The name chicle comes from the latex of a tropical evergreen tree used as the chief ingredient in making chewing gum.
Thomas Adams received a patent for a chewing gum machine in 1871 and started selling gum in Manhattan drug stores for one cent. His company and others were amalgamated into the American Chicle Co. in 1899. In 1910, the firm bought the company that was making Chiclets gum, and in 1916, the one that was making Dentyne.
Four years later, American Chicle built a factory at 30-30 Thomson Avenue in Long Island City. At the height of the Depression, the company listed its capital at $5 million, not bad for a product that sold for a penny.
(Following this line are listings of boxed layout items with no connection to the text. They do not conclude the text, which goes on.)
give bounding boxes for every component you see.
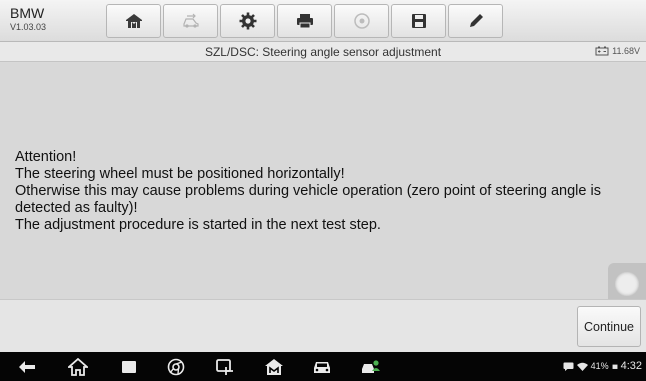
message-line: Otherwise this may cause problems during… — [15, 183, 601, 216]
save-icon — [411, 14, 426, 28]
top-toolbar: BMW V1.03.03 — [0, 0, 646, 42]
status-area: 41% 4:32 — [563, 360, 642, 372]
car-battery-icon — [595, 46, 609, 56]
gear-icon — [239, 12, 256, 30]
chat-icon — [563, 362, 574, 371]
toolbar-buttons — [106, 4, 505, 38]
assist-circle-icon — [615, 272, 639, 296]
chrome-button[interactable] — [165, 356, 187, 377]
print-button[interactable] — [277, 4, 332, 38]
software-version: V1.03.03 — [10, 22, 47, 32]
title-bar: SZL/DSC: Steering angle sensor adjustmen… — [0, 42, 646, 62]
back-icon — [19, 360, 35, 373]
message-line: Attention! — [15, 149, 77, 165]
vehicle-make: BMW — [10, 5, 45, 21]
vehicle-info: BMW V1.03.03 — [10, 6, 100, 33]
car-icon — [314, 361, 330, 373]
edit-button[interactable] — [448, 4, 503, 38]
chrome-icon — [167, 358, 185, 375]
car-user-icon — [362, 359, 380, 373]
help-icon — [353, 13, 370, 29]
printer-icon — [296, 14, 313, 29]
system-nav-bar: 41% 4:32 — [0, 352, 646, 381]
vehicle-swap-icon — [182, 13, 199, 28]
clock: 4:32 — [620, 360, 642, 372]
vci-button[interactable] — [214, 356, 236, 377]
page-title: SZL/DSC: Steering angle sensor adjustmen… — [204, 45, 442, 59]
help-button[interactable] — [334, 4, 389, 38]
battery-icon — [612, 364, 618, 369]
screen: BMW V1.03.03 SZL/DSC: Steering angle sen… — [0, 0, 646, 381]
pencil-icon — [469, 14, 483, 27]
car-user-button[interactable] — [360, 356, 382, 377]
message-line: The adjustment procedure is started in t… — [15, 217, 381, 233]
settings-button[interactable] — [220, 4, 275, 38]
home-nav-button[interactable] — [67, 356, 89, 377]
action-bar: Continue — [0, 299, 646, 352]
maxisys-home-icon — [265, 358, 283, 375]
vehicle-swap-button[interactable] — [163, 4, 218, 38]
back-button[interactable] — [16, 356, 38, 377]
vci-icon — [216, 358, 233, 375]
home-icon — [125, 14, 142, 28]
battery-voltage: 11.68V — [612, 46, 640, 56]
message-panel: Attention! The steering wheel must be po… — [0, 63, 646, 305]
message-text: Attention! The steering wheel must be po… — [15, 149, 640, 234]
home-icon — [68, 357, 88, 376]
car-button[interactable] — [311, 356, 333, 377]
message-line: The steering wheel must be positioned ho… — [15, 166, 345, 182]
continue-button[interactable]: Continue — [577, 306, 641, 347]
recent-apps-icon — [122, 360, 136, 373]
maxisys-home-button[interactable] — [263, 356, 285, 377]
battery-percent: 41% — [590, 361, 609, 371]
battery-voltage-indicator: 11.68V — [595, 46, 640, 56]
wifi-icon — [576, 362, 588, 371]
save-button[interactable] — [391, 4, 446, 38]
recent-apps-button[interactable] — [118, 356, 140, 377]
home-button[interactable] — [106, 4, 161, 38]
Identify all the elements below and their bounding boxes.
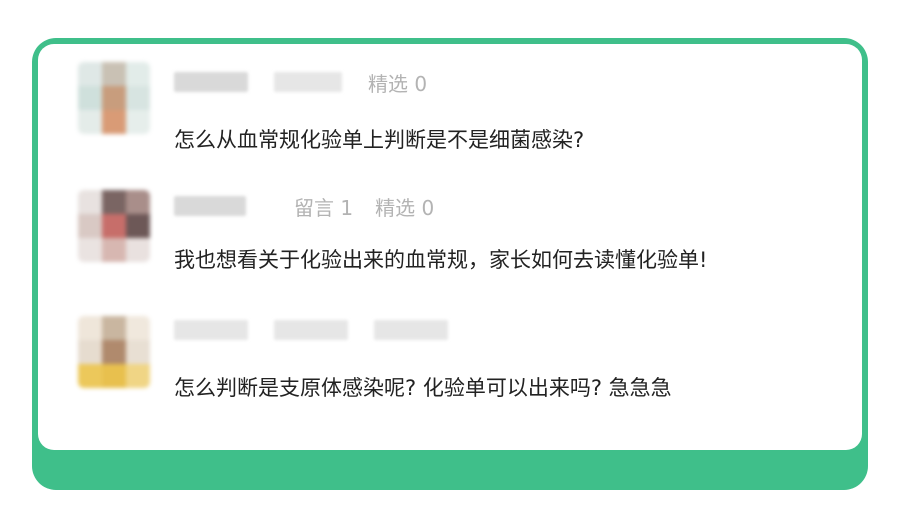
avatar[interactable] <box>78 316 150 388</box>
username-redacted <box>174 196 246 216</box>
comment-text: 我也想看关于化验出来的血常规，家长如何去读懂化验单! <box>174 248 708 272</box>
comment-card: 精选 0 怎么从血常规化验单上判断是不是细菌感染? 留言 1 精选 0 我也想看… <box>38 44 862 450</box>
comment-text: 怎么从血常规化验单上判断是不是细菌感染? <box>174 128 585 152</box>
username-redacted <box>174 72 248 92</box>
username-redacted <box>274 72 342 92</box>
avatar[interactable] <box>78 62 150 134</box>
username-redacted <box>374 320 448 340</box>
comment-item: 怎么判断是支原体感染呢? 化验单可以出来吗? 急急急 <box>38 306 862 406</box>
avatar[interactable] <box>78 190 150 262</box>
username-redacted <box>274 320 348 340</box>
comment-item: 留言 1 精选 0 我也想看关于化验出来的血常规，家长如何去读懂化验单! <box>38 180 862 280</box>
comment-meta <box>174 318 474 342</box>
username-redacted <box>174 320 248 340</box>
comment-meta: 留言 1 精选 0 <box>174 194 456 220</box>
comment-meta: 精选 0 <box>174 70 449 96</box>
featured-count: 精选 0 <box>368 71 428 96</box>
comment-text: 怎么判断是支原体感染呢? 化验单可以出来吗? 急急急 <box>174 376 672 400</box>
comment-item: 精选 0 怎么从血常规化验单上判断是不是细菌感染? <box>38 52 862 152</box>
reply-count: 留言 1 <box>294 195 354 220</box>
featured-count: 精选 0 <box>375 195 435 220</box>
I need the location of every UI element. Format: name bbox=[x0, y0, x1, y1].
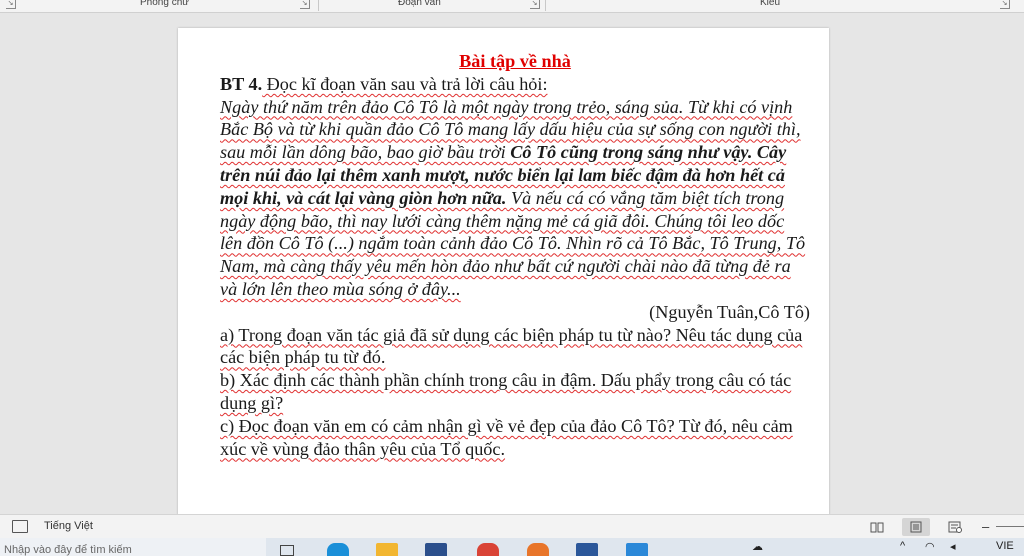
show-hidden-icons-icon[interactable]: ^ bbox=[900, 540, 905, 552]
dialog-launcher-icon[interactable]: ↘ bbox=[6, 0, 16, 9]
app-icon[interactable] bbox=[626, 543, 648, 556]
book-icon bbox=[870, 522, 884, 533]
task-view-icon[interactable] bbox=[280, 545, 294, 556]
exercise-label: BT 4. bbox=[220, 73, 263, 94]
passage-source: (Nguyễn Tuân,Cô Tô) bbox=[649, 301, 810, 322]
ribbon-group-font-label: Phông chữ bbox=[140, 0, 189, 8]
weather-icon[interactable]: ☁ bbox=[752, 540, 763, 553]
edge-icon[interactable] bbox=[327, 543, 349, 556]
font-dialog-launcher-icon[interactable]: ↘ bbox=[300, 0, 310, 9]
question-a: a) Trong đoạn văn tác giả đã sử dụng các… bbox=[220, 324, 803, 368]
document-page[interactable]: Bài tập về nhà BT 4. Đọc kĩ đoạn văn sau… bbox=[178, 28, 829, 515]
store-icon[interactable] bbox=[425, 543, 447, 556]
print-layout-button[interactable] bbox=[902, 518, 930, 536]
ribbon-separator bbox=[545, 0, 546, 11]
document-body[interactable]: Bài tập về nhà BT 4. Đọc kĩ đoạn văn sau… bbox=[220, 50, 810, 460]
volume-icon[interactable]: ◂ bbox=[950, 540, 956, 553]
ribbon-group-paragraph-label: Đoạn văn bbox=[398, 0, 441, 8]
zoom-slider-track[interactable] bbox=[996, 526, 1024, 527]
exercise-heading: BT 4. Đọc kĩ đoạn văn sau và trả lời câu… bbox=[220, 73, 810, 96]
read-mode-button[interactable] bbox=[863, 518, 891, 536]
taskbar: Nhập vào đây để tìm kiếm ☁ ^ ◠ ◂ VIE bbox=[0, 538, 1024, 556]
word-icon[interactable] bbox=[576, 543, 598, 556]
styles-dialog-launcher-icon[interactable]: ↘ bbox=[1000, 0, 1010, 9]
firefox-icon[interactable] bbox=[527, 543, 549, 556]
zoom-out-button[interactable]: – bbox=[982, 519, 989, 534]
document-title: Bài tập về nhà bbox=[459, 51, 571, 71]
web-layout-button[interactable] bbox=[941, 518, 969, 536]
ribbon-group-labels: ↘ Phông chữ ↘ Đoạn văn ↘ Kiểu ↘ bbox=[0, 0, 1024, 13]
question-b: b) Xác định các thành phần chính trong c… bbox=[220, 370, 792, 413]
ribbon-group-styles-label: Kiểu bbox=[760, 0, 781, 8]
ribbon-separator bbox=[318, 0, 319, 11]
passage: Ngày thứ năm trên đảo Cô Tô là một ngày … bbox=[220, 96, 810, 301]
status-bar: Tiếng Việt – bbox=[0, 514, 1024, 539]
proofing-icon[interactable] bbox=[12, 520, 28, 533]
page-layout-icon bbox=[910, 521, 922, 533]
language-indicator[interactable]: Tiếng Việt bbox=[44, 520, 93, 532]
input-language-indicator[interactable]: VIE bbox=[996, 540, 1014, 552]
chrome-icon[interactable] bbox=[477, 543, 499, 556]
exercise-prompt: Đọc kĩ đoạn văn sau và trả lời câu hỏi: bbox=[262, 73, 548, 94]
paragraph-dialog-launcher-icon[interactable]: ↘ bbox=[530, 0, 540, 9]
web-layout-icon bbox=[948, 521, 962, 533]
question-c: c) Đọc đoạn văn em có cảm nhận gì về vẻ … bbox=[220, 415, 793, 459]
taskbar-search-box[interactable]: Nhập vào đây để tìm kiếm bbox=[0, 538, 266, 556]
file-explorer-icon[interactable] bbox=[376, 543, 398, 556]
network-icon[interactable]: ◠ bbox=[925, 540, 935, 553]
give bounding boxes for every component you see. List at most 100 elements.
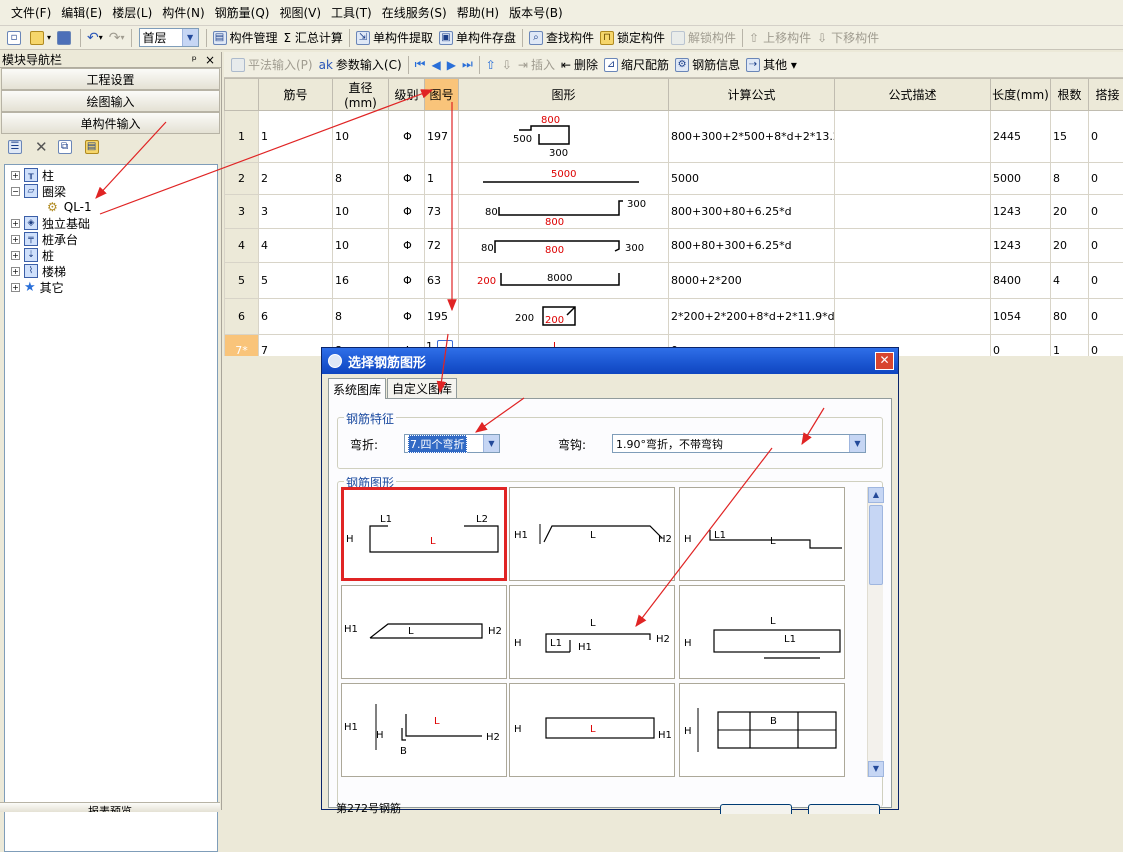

In 1962, American Chicle introduced Trident gum, and Warner-Lambert Pharmaceuticals, a drug company based in Morris Plains, NJ, purchased the business. The firm employed entry-level and semi-skilled immigrants from Queens.
But in 1976 an explosion took place that mortally wounded at least one employee and injured 55. Five years later, when major lawsuits resulting from the fire were making their way through court, the LIC factory closed its doors, laying off 1,600 employees. American Chicle factories in Toronto and Mexico City picked up the slack.
With the gum maker gone, the building became home to more than 30 different small businesses. Now it houses the city Department of Design and Construction. After going through a succession of owners, the gum business is now part of Kraft Inc.